EPA Weighs In On Whether Discharges to Groundwater Can Be Subject to the CWA — You Won’t Be Surprised at the Answer

On Monday, EPA issued an Interpretive Statement concluding that point source discharges to groundwater are never subject to NPDES permitting requirements.  EPA did a good job marshalling its arguments – much better than this EPA has done in a number of similar situations.

I have previously noted the difficulties associated with regulating point source discharges to groundwater under the NPDES program, so I’m sympathetic to EPA’s argument.  For example, Massachusetts takes the position that all groundwater eventually discharges to surface water.  That would mean that all point source discharges to groundwater are subject to NDPES permitting.  That is pretty clearly not what Congress intended.

Some courts have tried to avoid this outcome by limiting the applicability of the NPDES program to discharges to groundwater that have a “direct hydrologic connection” to surface water.  However, that approach, while logically compelling, has no basis in the text of the Clean Water Act.

Nonetheless, I’m still troubled by EPA’s Interpretive Statement, which fails to come to grips with two related and totally plausible situations.
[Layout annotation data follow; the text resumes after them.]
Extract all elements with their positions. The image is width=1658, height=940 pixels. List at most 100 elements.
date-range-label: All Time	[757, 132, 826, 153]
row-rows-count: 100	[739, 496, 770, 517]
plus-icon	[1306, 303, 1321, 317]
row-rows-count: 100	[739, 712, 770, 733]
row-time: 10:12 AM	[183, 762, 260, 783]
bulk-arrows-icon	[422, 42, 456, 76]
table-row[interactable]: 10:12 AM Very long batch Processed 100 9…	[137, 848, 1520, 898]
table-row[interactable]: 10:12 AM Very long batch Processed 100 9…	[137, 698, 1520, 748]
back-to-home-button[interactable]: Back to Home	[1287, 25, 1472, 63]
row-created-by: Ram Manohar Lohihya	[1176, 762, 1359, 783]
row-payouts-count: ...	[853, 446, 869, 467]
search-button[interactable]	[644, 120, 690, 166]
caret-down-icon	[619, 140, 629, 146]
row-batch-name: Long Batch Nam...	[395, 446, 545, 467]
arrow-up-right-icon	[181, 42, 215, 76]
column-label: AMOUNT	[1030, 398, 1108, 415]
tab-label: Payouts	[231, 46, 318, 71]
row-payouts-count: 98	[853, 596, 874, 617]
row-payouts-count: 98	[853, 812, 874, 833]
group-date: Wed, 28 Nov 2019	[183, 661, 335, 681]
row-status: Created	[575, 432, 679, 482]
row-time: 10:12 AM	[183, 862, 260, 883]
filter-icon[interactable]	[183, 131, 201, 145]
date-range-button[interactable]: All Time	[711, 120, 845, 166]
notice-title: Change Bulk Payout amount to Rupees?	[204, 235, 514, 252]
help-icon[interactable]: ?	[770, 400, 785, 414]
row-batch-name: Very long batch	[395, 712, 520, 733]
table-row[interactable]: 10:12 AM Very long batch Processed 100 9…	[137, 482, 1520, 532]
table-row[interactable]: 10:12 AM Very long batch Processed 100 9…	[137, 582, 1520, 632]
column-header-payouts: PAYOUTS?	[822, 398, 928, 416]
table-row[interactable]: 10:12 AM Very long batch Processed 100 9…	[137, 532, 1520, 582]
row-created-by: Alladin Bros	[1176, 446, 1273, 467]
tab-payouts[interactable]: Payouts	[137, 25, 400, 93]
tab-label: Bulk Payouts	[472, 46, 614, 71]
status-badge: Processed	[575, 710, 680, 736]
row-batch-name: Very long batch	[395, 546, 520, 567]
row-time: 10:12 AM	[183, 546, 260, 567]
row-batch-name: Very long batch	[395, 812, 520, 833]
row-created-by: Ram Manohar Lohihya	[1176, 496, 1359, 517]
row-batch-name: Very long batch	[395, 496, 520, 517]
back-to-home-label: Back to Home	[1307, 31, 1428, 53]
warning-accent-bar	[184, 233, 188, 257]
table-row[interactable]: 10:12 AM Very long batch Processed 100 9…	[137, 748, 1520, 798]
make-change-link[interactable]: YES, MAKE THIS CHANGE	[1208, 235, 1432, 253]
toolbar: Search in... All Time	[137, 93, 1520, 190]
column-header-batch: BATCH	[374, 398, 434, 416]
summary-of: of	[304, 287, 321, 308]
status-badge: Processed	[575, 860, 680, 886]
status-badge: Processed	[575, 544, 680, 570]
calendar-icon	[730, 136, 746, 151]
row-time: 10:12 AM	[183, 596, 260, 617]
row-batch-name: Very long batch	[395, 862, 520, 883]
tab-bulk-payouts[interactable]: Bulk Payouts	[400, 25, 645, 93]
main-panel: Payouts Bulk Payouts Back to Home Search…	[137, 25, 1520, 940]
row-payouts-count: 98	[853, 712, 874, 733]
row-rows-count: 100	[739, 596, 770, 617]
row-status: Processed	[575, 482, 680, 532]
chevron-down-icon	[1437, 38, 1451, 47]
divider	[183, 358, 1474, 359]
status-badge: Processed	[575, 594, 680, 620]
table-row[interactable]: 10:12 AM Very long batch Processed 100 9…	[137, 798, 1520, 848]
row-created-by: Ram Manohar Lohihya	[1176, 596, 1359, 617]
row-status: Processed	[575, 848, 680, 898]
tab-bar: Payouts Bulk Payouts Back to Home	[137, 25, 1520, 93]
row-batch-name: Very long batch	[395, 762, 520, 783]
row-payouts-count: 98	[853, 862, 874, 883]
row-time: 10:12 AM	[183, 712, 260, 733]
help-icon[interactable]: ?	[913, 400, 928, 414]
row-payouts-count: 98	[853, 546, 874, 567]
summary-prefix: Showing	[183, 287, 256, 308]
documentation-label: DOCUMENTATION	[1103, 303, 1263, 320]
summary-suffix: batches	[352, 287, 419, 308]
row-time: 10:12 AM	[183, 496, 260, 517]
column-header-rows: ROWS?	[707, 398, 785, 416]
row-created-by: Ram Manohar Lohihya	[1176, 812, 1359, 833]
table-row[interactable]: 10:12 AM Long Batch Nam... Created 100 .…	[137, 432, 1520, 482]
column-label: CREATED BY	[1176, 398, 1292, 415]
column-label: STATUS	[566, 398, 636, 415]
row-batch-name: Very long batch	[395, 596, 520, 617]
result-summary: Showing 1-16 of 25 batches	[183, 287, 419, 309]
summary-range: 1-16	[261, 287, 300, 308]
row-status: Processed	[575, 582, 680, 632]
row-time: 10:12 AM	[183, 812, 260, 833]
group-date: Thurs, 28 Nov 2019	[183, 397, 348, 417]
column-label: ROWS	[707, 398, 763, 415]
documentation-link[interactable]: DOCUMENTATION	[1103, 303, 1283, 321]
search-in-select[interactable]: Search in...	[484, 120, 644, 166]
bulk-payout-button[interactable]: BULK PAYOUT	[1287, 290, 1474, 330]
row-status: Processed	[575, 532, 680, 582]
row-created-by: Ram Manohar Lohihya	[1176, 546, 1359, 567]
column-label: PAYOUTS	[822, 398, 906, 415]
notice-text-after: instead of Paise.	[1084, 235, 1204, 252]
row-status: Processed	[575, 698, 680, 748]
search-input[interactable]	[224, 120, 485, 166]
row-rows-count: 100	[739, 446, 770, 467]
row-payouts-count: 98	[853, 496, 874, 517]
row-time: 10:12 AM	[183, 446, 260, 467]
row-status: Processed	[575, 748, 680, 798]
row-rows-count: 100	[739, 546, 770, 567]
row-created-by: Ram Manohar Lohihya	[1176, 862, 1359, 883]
  • Facility one abuts a river and discharges to the river.  It needs a permit.  Facility two is next door to facility one and has a point source discharge to groundwater 25 feet from the River.  Evidence demonstrates conclusively that essentially all of the contaminants from Facility two’s discharge promptly reach the river.  Why should one facility need a permit, but not the other?
  • Facility A abuts a river and has a point source discharge to the river.  It doesn’t like conditions imposed in its NPDES permit renewal, so it replaces its point source discharge to the River with a point source discharge to abutting groundwater.  All the same contaminants continue to reach the River.  Can Facility A really avoid permitting in this way?

EPA ignored both of these hypotheticals.  Its position is that Congress intended that groundwater discharges should not be subject to NPDES requirements.  The implication is that, if Congress does not like the outcome of these hypotheticals, Congress can amend the Clean Water Act.

Count me among those not completely satisfied by that knowledge.